Una de mis amigas dice siempre que, salvo que tuviera todo el dinero necesario en efectivo, nunca se compraría una vivienda. Según ella, en este país hay demasiada cultura de la propiedad y, a su modo de ver, es un error que nos ha llevado a donde estamos y blablá. Es la típica colega alternativa y reivindicativa a la que le encanta polemizar con sus amigos. A mí me gusta hablar con ella de este tema, porque, aunque sea por un rato, me convence. Me vuelvo a mi piso de alquiler y me digo que estoy bien así. Que de esta manera soy más libre, que tengo mis opciones abiertas y todas las ventajas que me vende mi amiga.

Me convenzo a mí misma durante un rato, un par de días a lo sumo. Pero después me asaltan otro tipo de pensamientos totalmente diferentes. Veo a mis padres, con sus pensiones de risa y pudiendo permitirse ser independientes porque tienen un piso en propiedad y terminado de pagar. Pienso en esa vecina suya que tuvo que dejar el piso en el que llevaba viviendo al menos toda mi vida, porque los herederos de su casero querían venderlo.

Luego pienso en la cantidad de dinero que destino a la renta y en lo que pagaría de hipoteca si me lo pudiera permitir… Y no sé si me dan ganas de reír o de llorar. Porque tengo 40 años y jamás podré comprarme una casa. Esa es mi realidad, no soy propietaria porque no puedo, no porque no quiera. Porque mis ingresos no me alcanzan, porque mis ahorros son de risa y porque, a mi edad, ya no hay banco que me conceda la hipoteca que necesitaría en el mejor de los casos.
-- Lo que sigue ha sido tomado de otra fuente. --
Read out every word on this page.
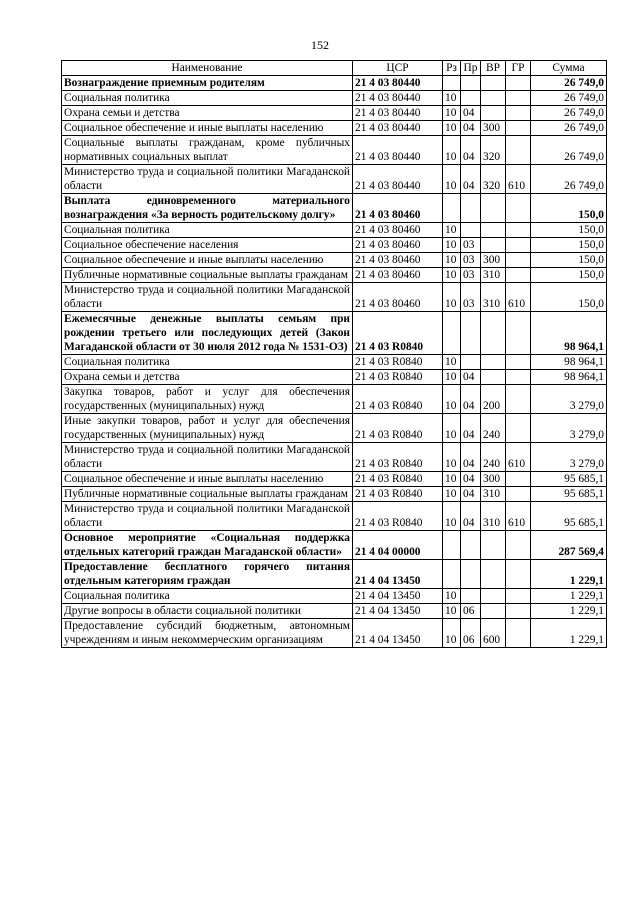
152
Наименование	ЦСР	Рз	Пр	ВР	ГР	Сумма
Вознаграждение приемным родителям	21 4 03 80440					26 749,0
Социальная политика	21 4 03 80440	10				26 749,0
Охрана семьи и детства	21 4 03 80440	10	04			26 749,0
Социальное обеспечение и иные выплаты населению	21 4 03 80440	10	04	300		26 749,0
Социальные выплаты гражданам, кроме публичных нормативных социальных выплат	21 4 03 80440	10	04	320		26 749,0
Министерство труда и социальной политики Магаданской области	21 4 03 80440	10	04	320	610	26 749,0
Выплата единовременного материального вознаграждения «За верность родительскому долгу»	21 4 03 80460					150,0
Социальная политика	21 4 03 80460	10				150,0
Социальное обеспечение населения	21 4 03 80460	10	03			150,0
Социальное обеспечение и иные выплаты населению	21 4 03 80460	10	03	300		150,0
Публичные нормативные социальные выплаты гражданам	21 4 03 80460	10	03	310		150,0
Министерство труда и социальной политики Магаданской области	21 4 03 80460	10	03	310	610	150,0
Ежемесячные денежные выплаты семьям при рождении третьего или последующих детей (Закон Магаданской области от 30 июля 2012 года № 1531-ОЗ)	21 4 03 R0840					98 964,1
Социальная политика	21 4 03 R0840	10				98 964,1
Охрана семьи и детства	21 4 03 R0840	10	04			98 964,1
Закупка товаров, работ и услуг для обеспечения государственных (муниципальных) нужд	21 4 03 R0840	10	04	200		3 279,0
Иные закупки товаров, работ и услуг для обеспечения государственных (муниципальных) нужд	21 4 03 R0840	10	04	240		3 279,0
Министерство труда и социальной политики Магаданской области	21 4 03 R0840	10	04	240	610	3 279,0
Социальное обеспечение и иные выплаты населению	21 4 03 R0840	10	04	300		95 685,1
Публичные нормативные социальные выплаты гражданам	21 4 03 R0840	10	04	310		95 685,1
Министерство труда и социальной политики Магаданской области	21 4 03 R0840	10	04	310	610	95 685,1
Основное мероприятие «Социальная поддержка отдельных категорий граждан Магаданской области»	21 4 04 00000					287 569,4
Предоставление бесплатного горячего питания отдельным категориям граждан	21 4 04 13450					1 229,1
Социальная политика	21 4 04 13450	10				1 229,1
Другие вопросы в области социальной политики	21 4 04 13450	10	06			1 229,1
Предоставление субсидий бюджетным, автономным учреждениям и иным некоммерческим организациям	21 4 04 13450	10	06	600		1 229,1
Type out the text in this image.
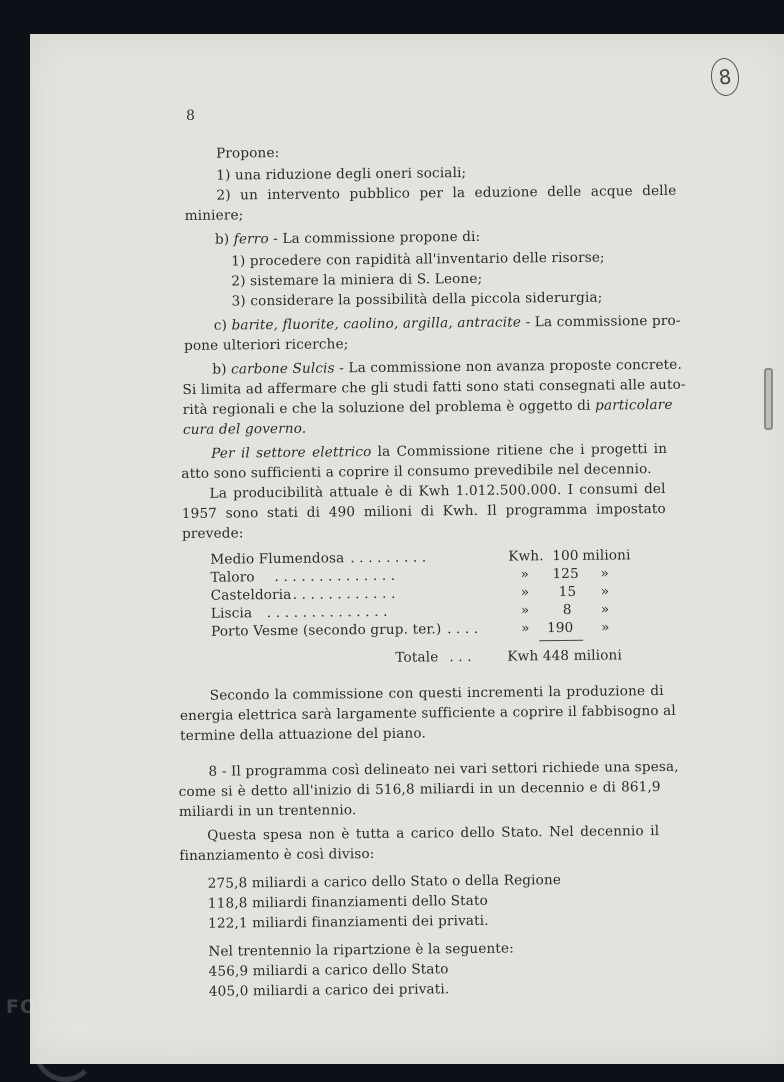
8
8
Propone:
1) una riduzione degli oneri sociali;
2) un intervento pubblico per la eduzione delle acque delle
miniere;
b) ferro - La commissione propone di:
1) procedere con rapidità all'inventario delle risorse;
2) sistemare la miniera di S. Leone;
3) considerare la possibilità della piccola siderurgia;
c) barite, fluorite, caolino, argilla, antracite - La commissione pro-
pone ulteriori ricerche;
b) carbone Sulcis - La commissione non avanza proposte concrete.
Si limita ad affermare che gli studi fatti sono stati consegnati alle auto-
rità regionali e che la soluzione del problema è oggetto di particolare
cura del governo.
Per il settore elettrico la Commissione ritiene che i progetti in
atto sono sufficienti a coprire il consumo prevedibile nel decennio.
La producibilità attuale è di Kwh 1.012.500.000. I consumi del
1957 sono stati di 490 milioni di Kwh. Il programma impostato
prevede:
Medio Flumendosa . . . . . . . . .	Kwh. 100 milioni
Taloro . . . . . . . . . . . . . .	» 125 »
Casteldoria . . . . . . . . . . . .	» 15 »
Liscia . . . . . . . . . . . . . .	» 8 »
Porto Vesme (secondo grup. ter.) . . . .	» 190 »
Totale . . .	Kwh 448 milioni
Secondo la commissione con questi incrementi la produzione di
energia elettrica sarà largamente sufficiente a coprire il fabbisogno al
termine della attuazione del piano.
8 - Il programma così delineato nei vari settori richiede una spesa,
come si è detto all'inizio di 516,8 miliardi in un decennio e di 861,9
miliardi in un trentennio.
Questa spesa non è tutta a carico dello Stato. Nel decennio il
finanziamento è così diviso:
275,8 miliardi a carico dello Stato o della Regione
118,8 miliardi finanziamenti dello Stato
122,1 miliardi finanziamenti dei privati.
Nel trentennio la ripartzione è la seguente:
456,9 miliardi a carico dello Stato
405,0 miliardi a carico dei privati.
FONDAZIONE
RAMSCI
onlus
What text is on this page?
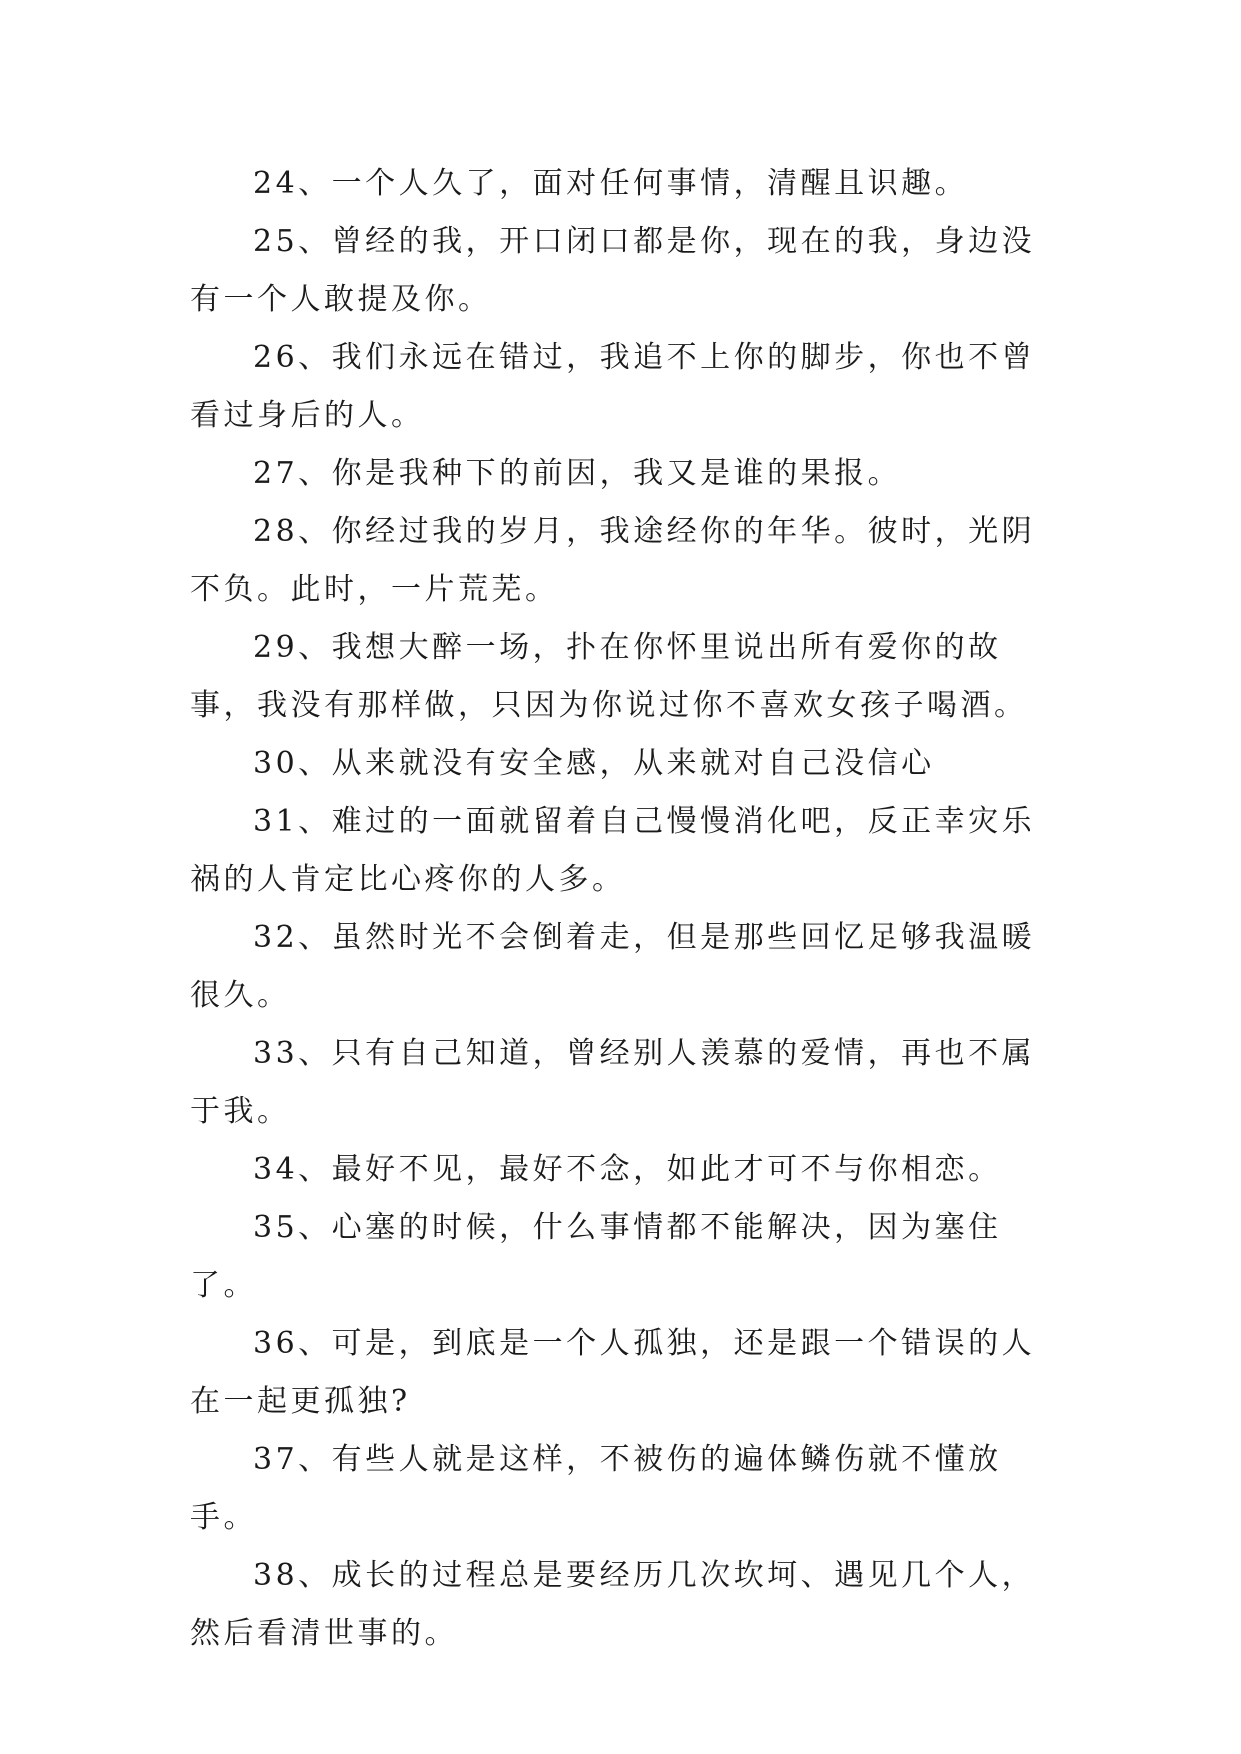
24、一个人久了，面对任何事情，清醒且识趣。

25、曾经的我，开口闭口都是你，现在的我，身边没有一个人敢提及你。

26、我们永远在错过，我追不上你的脚步，你也不曾看过身后的人。

27、你是我种下的前因，我又是谁的果报。

28、你经过我的岁月，我途经你的年华。彼时，光阴不负。此时，一片荒芜。

29、我想大醉一场，扑在你怀里说出所有爱你的故事，我没有那样做，只因为你说过你不喜欢女孩子喝酒。

30、从来就没有安全感，从来就对自己没信心

31、难过的一面就留着自己慢慢消化吧，反正幸灾乐祸的人肯定比心疼你的人多。

32、虽然时光不会倒着走，但是那些回忆足够我温暖很久。

33、只有自己知道，曾经别人羡慕的爱情，再也不属于我。

34、最好不见，最好不念，如此才可不与你相恋。

35、心塞的时候，什么事情都不能解决，因为塞住了。

36、可是，到底是一个人孤独，还是跟一个错误的人在一起更孤独?

37、有些人就是这样，不被伤的遍体鳞伤就不懂放手。

38、成长的过程总是要经历几次坎坷、遇见几个人，然后看清世事的。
Habrá a quien le parezca una tontería, pero lo cierto es que a mí me agobia. Nunca pensé que llegaría a los 40 sin poseer un lugar al que pudiera llamar mío, aunque fuese a medias con el banco. Los años fueron pasando, mi capacidad económica nunca fue demasiado boyante y mis circunstancias no me facilitaron el acceso a una vivienda en propiedad. Supongo que, mirándolo en retrospectiva, puedo considerarme afortunada. No soy rica, pero jamás me ha faltado el trabajo, ni el techo (de alquiler) ni la comida. Sin embargo, no puedo evitar sentir que, de poder viajar al pasado, trataría de hacer las cosas de otra forma. De una que me permitiese comprar aunque fuera el más cutre de los apartamentos del extra-extrarradio.

 

Me gustaría poder decir que tengo un lugar en el que vivir en el caso de que las cosas se pongan difíciles. Sobre todo, si tengo la suerte de vivir para llegar a jubilarme. Porque de verdad que siento verdadera angustia al pensar en la cantidad de dinero que tendré que destinar a seguir pagando alquiler. Y, bueno, me agobio un poco también porque, de alguna manera, siento que he fracasado. Que no he llegado al mínimo exigible a un adulto de la sociedad actual. Y sé que eso es una paranoia y lo último con lo que debería quedarme, pero ahí está.

Tengo 40 años, jamás podré comprarme una casa… y ya solo me queda confiar en que me toque la lotería o que un desconocido ricachón me nombre su heredera.